U.S. inaugurates research group to tackle recurrent disease epidemics
The United States Department of Defense Walter Reed Program-Nigeria (DOD WRP-N) in collaboration with the Ministry of Defense Health Implementation Program (MODHIP) has inaugurated the Joint West Africa Research Group’s Clinical Study on Serve Infectious Diseases in Nigeria.
US Consul General, F. John Bray, at the programme said that the collaboration is aimed at developing clinical and laboratory capacity of the Nigerian military in the area of bio-preparedness towards the containment of future diseases outbreak.
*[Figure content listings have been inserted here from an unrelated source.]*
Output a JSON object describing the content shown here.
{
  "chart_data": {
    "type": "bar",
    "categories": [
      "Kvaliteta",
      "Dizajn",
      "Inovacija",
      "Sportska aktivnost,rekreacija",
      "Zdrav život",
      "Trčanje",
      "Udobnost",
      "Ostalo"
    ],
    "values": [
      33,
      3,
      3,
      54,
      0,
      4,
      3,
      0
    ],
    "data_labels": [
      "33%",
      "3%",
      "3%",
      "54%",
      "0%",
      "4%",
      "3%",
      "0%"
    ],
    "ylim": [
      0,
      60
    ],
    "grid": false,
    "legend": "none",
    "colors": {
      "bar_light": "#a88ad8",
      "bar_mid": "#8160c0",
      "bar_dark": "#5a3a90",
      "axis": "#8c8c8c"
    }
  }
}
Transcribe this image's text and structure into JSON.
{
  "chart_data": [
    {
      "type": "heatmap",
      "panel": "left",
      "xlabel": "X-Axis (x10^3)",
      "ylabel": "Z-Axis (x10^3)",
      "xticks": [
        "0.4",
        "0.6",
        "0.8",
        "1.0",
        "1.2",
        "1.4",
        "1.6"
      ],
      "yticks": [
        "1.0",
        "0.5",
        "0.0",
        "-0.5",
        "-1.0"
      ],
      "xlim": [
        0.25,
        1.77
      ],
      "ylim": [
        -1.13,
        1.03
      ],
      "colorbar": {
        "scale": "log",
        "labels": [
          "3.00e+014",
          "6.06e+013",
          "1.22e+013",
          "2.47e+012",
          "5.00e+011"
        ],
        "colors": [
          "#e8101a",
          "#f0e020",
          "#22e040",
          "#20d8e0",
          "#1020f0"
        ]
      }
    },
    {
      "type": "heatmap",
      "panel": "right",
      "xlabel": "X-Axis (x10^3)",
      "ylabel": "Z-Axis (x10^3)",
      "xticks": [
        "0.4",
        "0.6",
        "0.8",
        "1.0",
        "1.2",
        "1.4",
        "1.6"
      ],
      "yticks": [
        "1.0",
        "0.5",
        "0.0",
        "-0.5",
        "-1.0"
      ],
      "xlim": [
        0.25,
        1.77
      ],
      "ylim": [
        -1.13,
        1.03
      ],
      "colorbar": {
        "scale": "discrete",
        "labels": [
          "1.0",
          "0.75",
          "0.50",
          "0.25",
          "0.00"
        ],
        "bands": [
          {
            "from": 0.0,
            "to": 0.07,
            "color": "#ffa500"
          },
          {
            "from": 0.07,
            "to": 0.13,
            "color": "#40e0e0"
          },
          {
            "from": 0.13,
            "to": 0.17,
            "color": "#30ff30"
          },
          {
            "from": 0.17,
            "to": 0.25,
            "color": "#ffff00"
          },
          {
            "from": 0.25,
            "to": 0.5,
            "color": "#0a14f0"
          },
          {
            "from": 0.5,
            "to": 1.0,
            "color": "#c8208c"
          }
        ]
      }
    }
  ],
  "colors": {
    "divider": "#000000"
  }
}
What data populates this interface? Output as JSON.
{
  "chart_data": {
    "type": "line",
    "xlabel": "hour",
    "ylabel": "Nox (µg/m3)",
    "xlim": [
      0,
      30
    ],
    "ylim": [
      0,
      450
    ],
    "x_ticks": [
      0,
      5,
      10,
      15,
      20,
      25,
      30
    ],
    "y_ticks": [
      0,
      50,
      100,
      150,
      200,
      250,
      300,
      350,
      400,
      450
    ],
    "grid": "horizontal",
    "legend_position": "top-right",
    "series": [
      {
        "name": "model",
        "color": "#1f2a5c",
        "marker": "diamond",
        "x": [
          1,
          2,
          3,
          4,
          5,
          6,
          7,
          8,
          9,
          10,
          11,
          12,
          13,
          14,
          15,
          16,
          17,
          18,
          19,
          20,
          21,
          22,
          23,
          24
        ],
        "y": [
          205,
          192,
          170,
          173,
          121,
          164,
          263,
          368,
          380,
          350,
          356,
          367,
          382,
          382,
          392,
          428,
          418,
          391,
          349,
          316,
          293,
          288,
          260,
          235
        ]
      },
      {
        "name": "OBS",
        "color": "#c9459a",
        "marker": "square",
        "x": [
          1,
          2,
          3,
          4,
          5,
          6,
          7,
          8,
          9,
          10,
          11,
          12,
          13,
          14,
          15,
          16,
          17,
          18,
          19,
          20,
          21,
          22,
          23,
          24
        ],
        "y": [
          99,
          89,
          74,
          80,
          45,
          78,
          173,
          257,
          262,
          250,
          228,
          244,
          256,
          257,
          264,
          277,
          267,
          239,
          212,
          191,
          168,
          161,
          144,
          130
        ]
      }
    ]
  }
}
The event which housed senior American and Nigerian military officers and technical experts from the academia and medical field is set to address the issue of emergence infectious diseases and to strengthen bio-preparedness in West Africa through the conduct of high quality science.
Permanent Secretary, Ministry of Defense, Danjuma Sheni said that the initiative was born out of the desire to prevent the recurrence of epidemic in the country as the imported Ebola Virus Disease (EVD) outbreak in 2015 revealed the weak prevention efforts, inadequate diseases detection mechanism and lack of sufficient capacity to respond to public health emergencies in the countries affected.
Sheni who was represented by Director, Medical Services, Nigeria Ministry of Defense, Dr. Toyin Akinlade said that to build on this achievement and promote force health protection, it is paramount to provide technical support for improved capacity to manage any future epidemic both in Nigeria and West Africa in general.
Akinlade explained that there will be training and capacity building of all categories of medical staff on the prevention and management of infectious diseases, establishment of fixed bio containment centres, establishment of diagnostic capacity for the Armed Forces in the bio containment facility and provision of technical support for deploying robust response to EVD and other infectious diseases.
She noted that the support of the ministry of defense which was established 12 years ago has contributed significantly to the nation’s response to some diseases of public health significance such as Malaria, Tuberculosis, EVD and Human Immunodeficiency Virus (HIV).